“Big Data” and “Predictive Analytics” are dominant buzz words in the workers’ compensation insurance industry. Yet, they have been marketed as a competitive differentiator by carriers and third-party administrators (TPAs) for as long as I can remember, or at least for the last 20 years. So, what has changed?
Loss results? Not really, experts tell us loss results have not improved much over the last 20 years.
Operational efficiencies? You would expect improved operational efficiencies, but expense ratios indicate otherwise.
Technology? IT has improved significantly, advancing tools and skills that allow:
- An easier process of mining data from legacy systems;
- The Storing data that is more readily organized and accessible;
- A more meaningful visual presentation of the data in dashboards that lays the out story. Making it easier to interpret trends and highlighting areas of concern.

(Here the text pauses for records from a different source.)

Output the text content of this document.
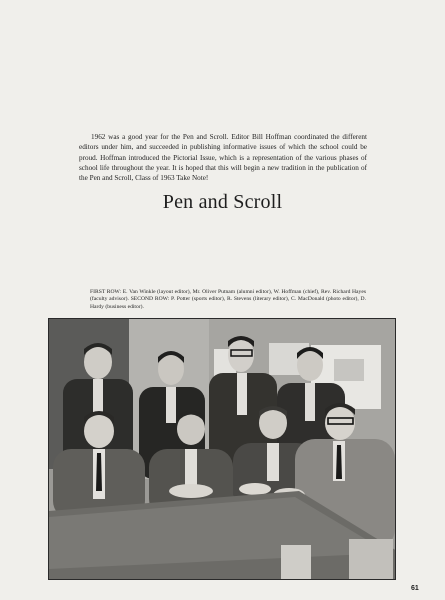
1962 was a good year for the Pen and Scroll. Editor Bill Hoffman coordinated the different editors under him, and succeeded in publishing informative issues of which the school could be proud. Hoffman introduced the Pictorial Issue, which is a representation of the various phases of school life throughout the year. It is hoped that this will begin a new tradition in the publication of the Pen and Scroll, Class of 1963 Take Note!

Pen and Scroll

FIRST ROW: E. Van Winkle (layout editor), Mr. Oliver Putnam (alumni editor), W. Hoffman (chief), Rev. Richard Hayes (faculty advisor). SECOND ROW: P. Potter (sports editor), R. Stevens (literary editor), C. MacDonald (photo editor), D. Hardy (business editor).

61
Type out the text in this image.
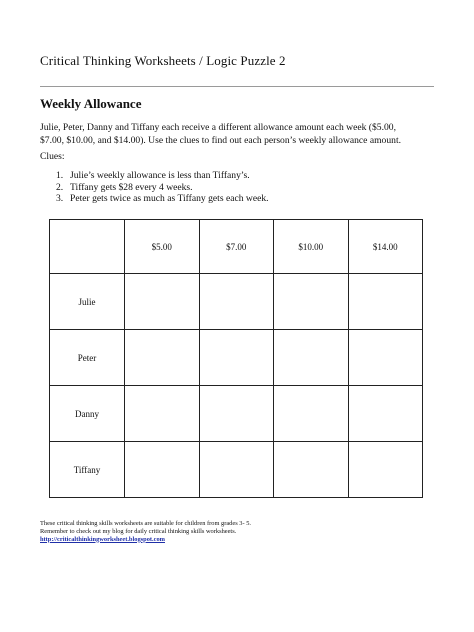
Critical Thinking Worksheets / Logic Puzzle 2
Weekly Allowance
Julie, Peter, Danny and Tiffany each receive a different allowance amount each week ($5.00,
$7.00, $10.00, and $14.00). Use the clues to find out each person’s weekly allowance amount.
Clues:
1. Julie’s weekly allowance is less than Tiffany’s.
2. Tiffany gets $28 every 4 weeks.
3. Peter gets twice as much as Tiffany gets each week.
	$5.00	$7.00	$10.00	$14.00
Julie				
Peter				
Danny				
Tiffany				
These critical thinking skills worksheets are suitable for children from grades 3- 5.
Remember to check out my blog for daily critical thinking skills worksheets.
http://criticalthinkingworksheet.blogspot.com
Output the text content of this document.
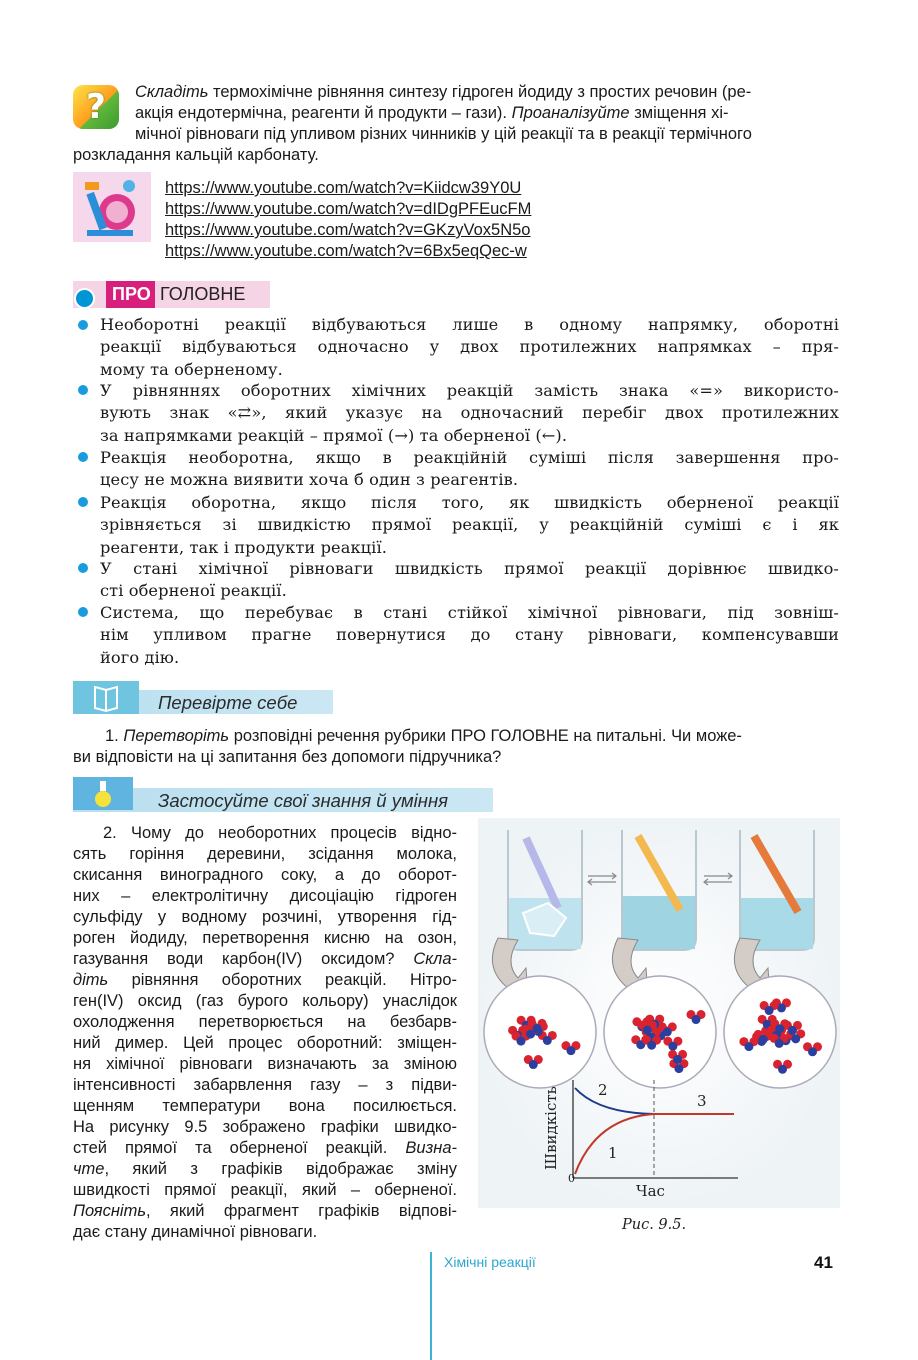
?	Складіть термохімічне рівняння синтезу гідроген йодиду з простих речовин (ре-
акція ендотермічна, реагенти й продукти – гази). Проаналізуйте зміщення хі-
мічної рівноваги під упливом різних чинників у цій реакції та в реакції термічного
розкладання кальцій карбонату.
https://www.youtube.com/watch?v=Kiidcw39Y0U
https://www.youtube.com/watch?v=dIDgPFEucFM
https://www.youtube.com/watch?v=GKzyVox5N5o
https://www.youtube.com/watch?v=6Bx5eqQec-w
ПРО ГОЛОВНЕ
Необоротні реакції відбуваються лише в одному напрямку, оборотні
реакції відбуваються одночасно у двох протилежних напрямках – пря-
мому та оберненому.
У рівняннях оборотних хімічних реакцій замість знака «=» використо-
вують знак «⇄», який указує на одночасний перебіг двох протилежних
за напрямками реакцій – прямої (→) та оберненої (←).
Реакція необоротна, якщо в реакційній суміші після завершення про-
цесу не можна виявити хоча б один з реагентів.
Реакція оборотна, якщо після того, як швидкість оберненої реакції
зрівняється зі швидкістю прямої реакції, у реакційній суміші є і як
реагенти, так і продукти реакції.
У стані хімічної рівноваги швидкість прямої реакції дорівнює швидко-
сті оберненої реакції.
Система, що перебуває в стані стійкої хімічної рівноваги, під зовніш-
нім упливом прагне повернутися до стану рівноваги, компенсувавши
його дію.
Перевірте себе
1. Перетворіть розповідні речення рубрики ПРО ГОЛОВНЕ на питальні. Чи може-
ви відповісти на ці запитання без допомоги підручника?
Застосуйте свої знання й уміння
2. Чому до необоротних процесів відно-
сять горіння деревини, зсідання молока,
скисання виноградного соку, а до оборот-
них – електролітичну дисоціацію гідроген
сульфіду у водному розчині, утворення гід-
роген йодиду, перетворення кисню на озон,
газування води карбон(IV) оксидом? Скла-
діть рівняння оборотних реакцій. Нітро-
ген(IV) оксид (газ бурого кольору) унаслідок
охолодження перетворюється на безбарв-
ний димер. Цей процес оборотний: зміщен-
ня хімічної рівноваги визначають за зміною
інтенсивності забарвлення газу – з підви-
щенням температури вона посилюється.
На рисунку 9.5 зображено графіки швидко-
стей прямої та оберненої реакцій. Визна-
чте, який з графіків відображає зміну
швидкості прямої реакції, який – оберненої.
Поясніть, який фрагмент графіків відпові-
дає стану динамічної рівноваги.
Швидкість
Час
0
1
2
3
Рис. 9.5.
Хімічні реакції	41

- New technology positions such as Chief Data Officers, Data Scientists, Data Architects, Data Engineers are now commonly found in many insurance organizations today.

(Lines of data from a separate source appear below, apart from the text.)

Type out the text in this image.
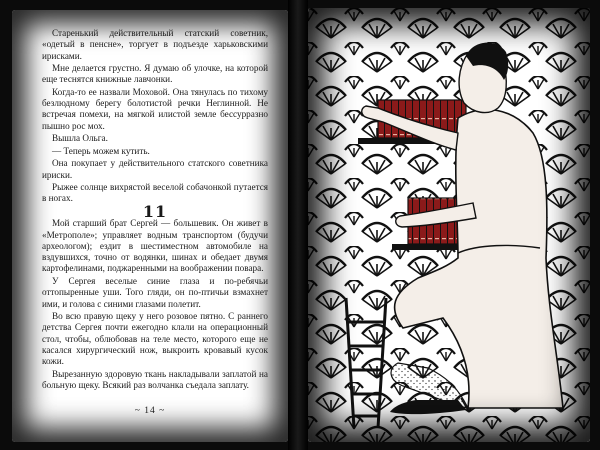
Старенький действительный статский советник, «одетый в пенсне», торгует в подъезде харьковскими ирисками.

Мне делается грустно. Я думаю об улочке, на которой еще теснятся книжные лавчонки.

Когда-то ее назвали Моховой. Она тянулась по тихому безлюдному берегу болотистой речки Неглинной. Не встречая помехи, на мягкой илистой земле бессурразно пышно рос мох.

Вышла Ольга.

— Теперь можем кутить.

Она покупает у действительного статского советника ириски.

Рыжее солнце вихрястой веселой собачонкой путается в ногах.

11

Мой старший брат Сергей — большевик. Он живет в «Метрополе»; управляет водным транспортом (будучи археологом); ездит в шестиместном автомобиле на вздувшихся, точно от водянки, шинах и обедает двумя картофелинами, поджаренными на воображении повара.

У Сергея веселые синие глаза и по-ребячьи оттопыренные уши. Того гляди, он по-птичьи взмахнет ими, и голова с синими глазами полетит.

Во всю правую щеку у него розовое пятно. С раннего детства Сергея почти ежегодно клали на операционный стол, чтобы, облюбовав на теле место, которого еще не касался хирургический нож, выкроить кровавый кусок кожи.

Вырезанную здоровую ткань накладывали заплатой на больную щеку. Всякий раз волчанка съедала заплату.

~ 14 ~
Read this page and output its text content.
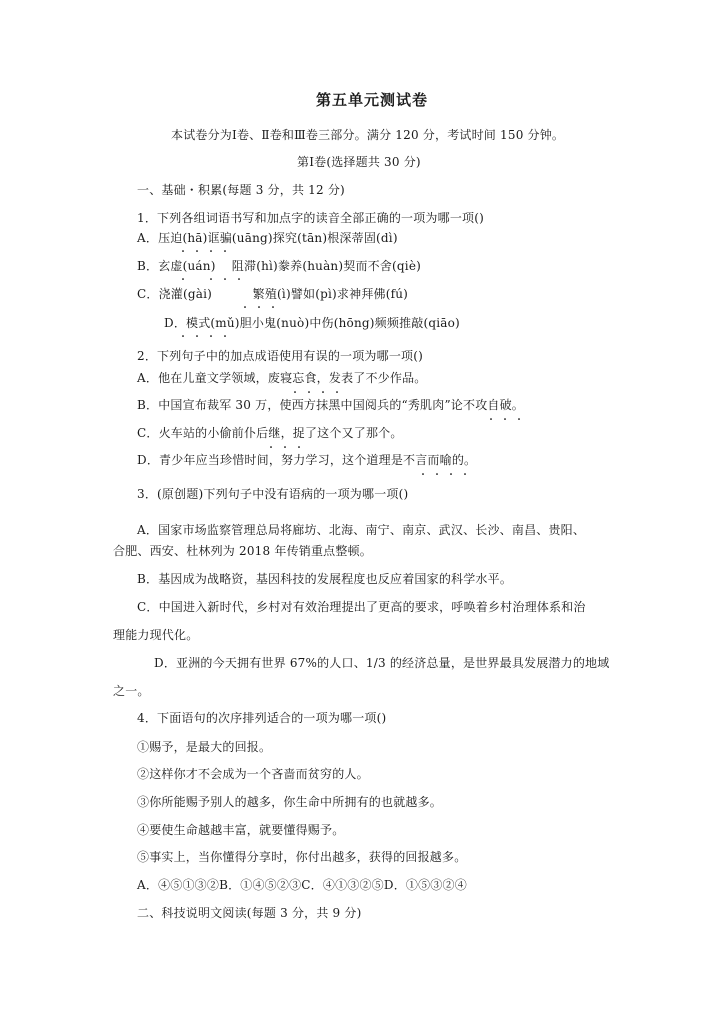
第五单元测试卷
本试卷分为Ⅰ卷、Ⅱ卷和Ⅲ卷三部分。满分 120 分，考试时间 150 分钟。
第Ⅰ卷(选择题共 30 分)
一、基础・积累(每题 3 分，共 12 分)
1．下列各组词语书写和加点字的读音全部正确的一项为哪一项()
A．压迫(hā)诓骗(uāng)探究(tān)根深蒂固(dì)
・・・・
B．玄虚(uán)　 阻滞(hì)豢养(huàn)契而不舍(qiè)
・　・・・
C．浇灌(gài)　　　 繁殖(ì)譬如(pì)求神拜佛(fú)
・・・
D．模式(mǔ)胆小鬼(nuò)中伤(hōng)频频推敲(qiāo)
・・・・
2．下列句子中的加点成语使用有误的一项为哪一项()
A．他在儿童文学领域，废寝忘食，发表了不少作品。
・・・・
B．中国宣布裁军 30 万，使西方抹黑中国阅兵的“秀肌肉”论不攻自破。
・・・
C．火车站的小偷前仆后继，捉了这个又了那个。
・・・
D．青少年应当珍惜时间，努力学习，这个道理是不言而喻的。
・・・・
3．(原创题)下列句子中没有语病的一项为哪一项()
A．国家市场监察管理总局将廊坊、北海、南宁、南京、武汉、长沙、南昌、贵阳、
合肥、西安、杜林列为 2018 年传销重点整顿。
B．基因成为战略资，基因科技的发展程度也反应着国家的科学水平。
C．中国进入新时代，乡村对有效治理提出了更高的要求，呼唤着乡村治理体系和治
理能力现代化。
D．亚洲的今天拥有世界 67%的人口、1/3 的经济总量，是世界最具发展潜力的地域
之一。
4．下面语句的次序排列适合的一项为哪一项()
①赐予，是最大的回报。
②这样你才不会成为一个吝啬而贫穷的人。
③你所能赐予别人的越多，你生命中所拥有的也就越多。
④要使生命越越丰富，就要懂得赐予。
⑤事实上，当你懂得分享时，你付出越多，获得的回报越多。
A．④⑤①③②B．①④⑤②③C．④①③②⑤D．①⑤③②④
二、科技说明文阅读(每题 3 分，共 9 分)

At the end of the day, the evolution in the data management world does not matter unless a company has a data-driven culture turning these advancements into improved efficiencies and lowering total claim costs.

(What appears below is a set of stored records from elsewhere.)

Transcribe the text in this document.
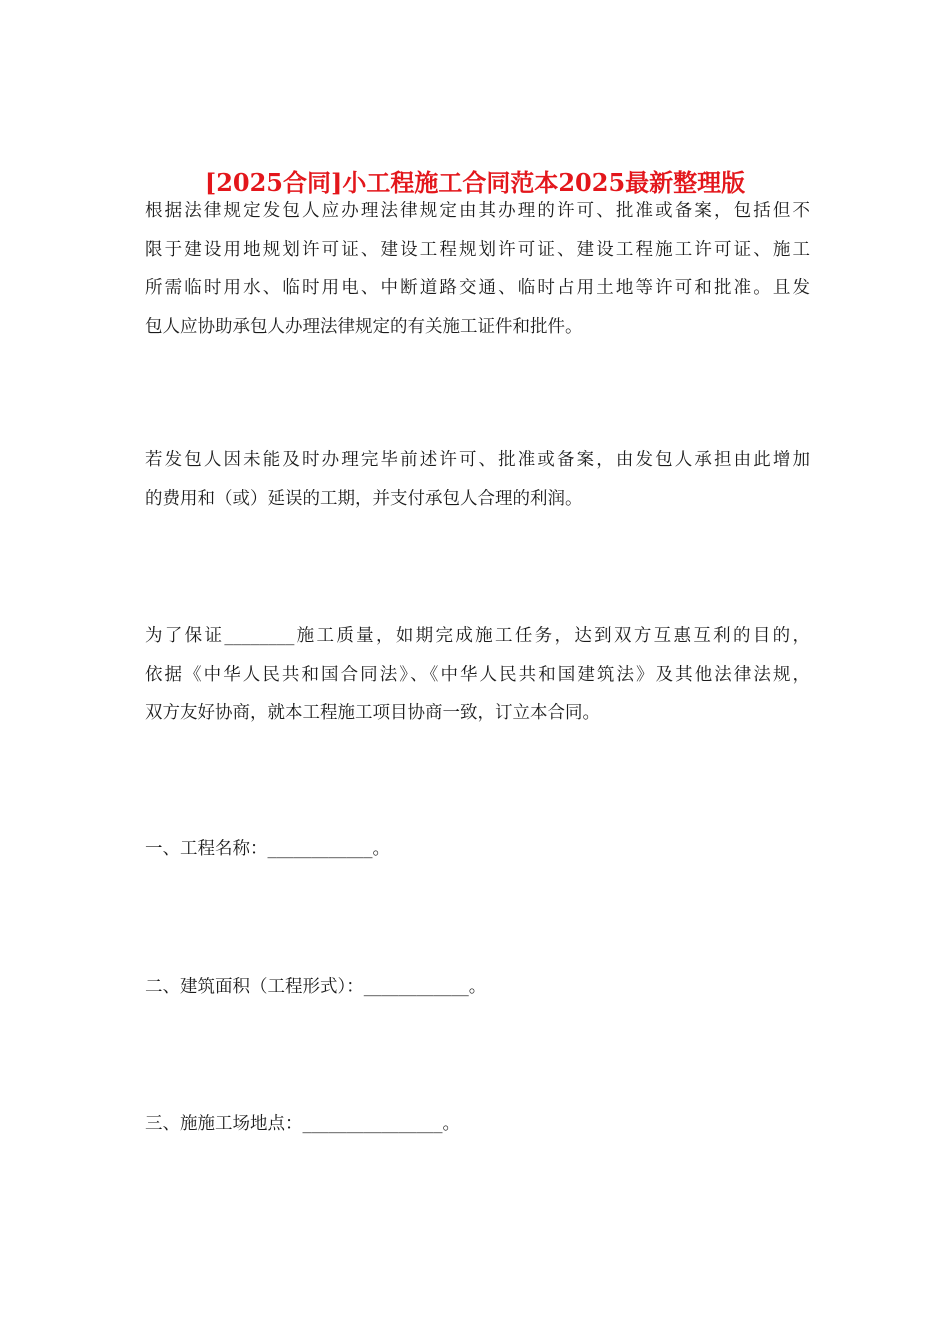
[2025合同]小工程施工合同范本2025最新整理版

根据法律规定发包人应办理法律规定由其办理的许可、批准或备案，包括但不
限于建设用地规划许可证、建设工程规划许可证、建设工程施工许可证、施工
所需临时用水、临时用电、中断道路交通、临时占用土地等许可和批准。且发
包人应协助承包人办理法律规定的有关施工证件和批件。

若发包人因未能及时办理完毕前述许可、批准或备案，由发包人承担由此增加
的费用和（或）延误的工期，并支付承包人合理的利润。

为了保证________施工质量，如期完成施工任务，达到双方互惠互利的目的，
依据《中华人民共和国合同法》、《中华人民共和国建筑法》及其他法律法规，
双方友好协商，就本工程施工项目协商一致，订立本合同。

一、工程名称：____________。

二、建筑面积（工程形式）：____________。

三、施施工场地点：________________。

One of my favorite quotes attributed to Thomas Edison is “vision, without execution, is hallucination”. Big Data and predictive analytics should be an important component of the strategy that supports the vision. But data in the hands of a company that is not data-centric and does not have a data driven culture can’t expect to improve their own performance, much less improve the results for its clients. The missing link here is execution. Data should be the foundation for historical benchmarking, goal setting and performance monitoring. Data should identify hot spots that need further investigation and action by those accountable (loss control, underwriting and claims) for achieving company and client goals. When everyone in a company embraces and regularly monitors individual, team, company and client goals and is held accountable for results, execution is elevated. Results improve and we move closer to realizing the vision. The evolution of Big Data and Predictive Analytics has the potential to redefine and improve industry performance, but only if we pay attention to what the data is telling us and use it to elevate our own execution of the basic fundamentals of our business. Big Data and Predictive Analytics are only as good as the culture they live in.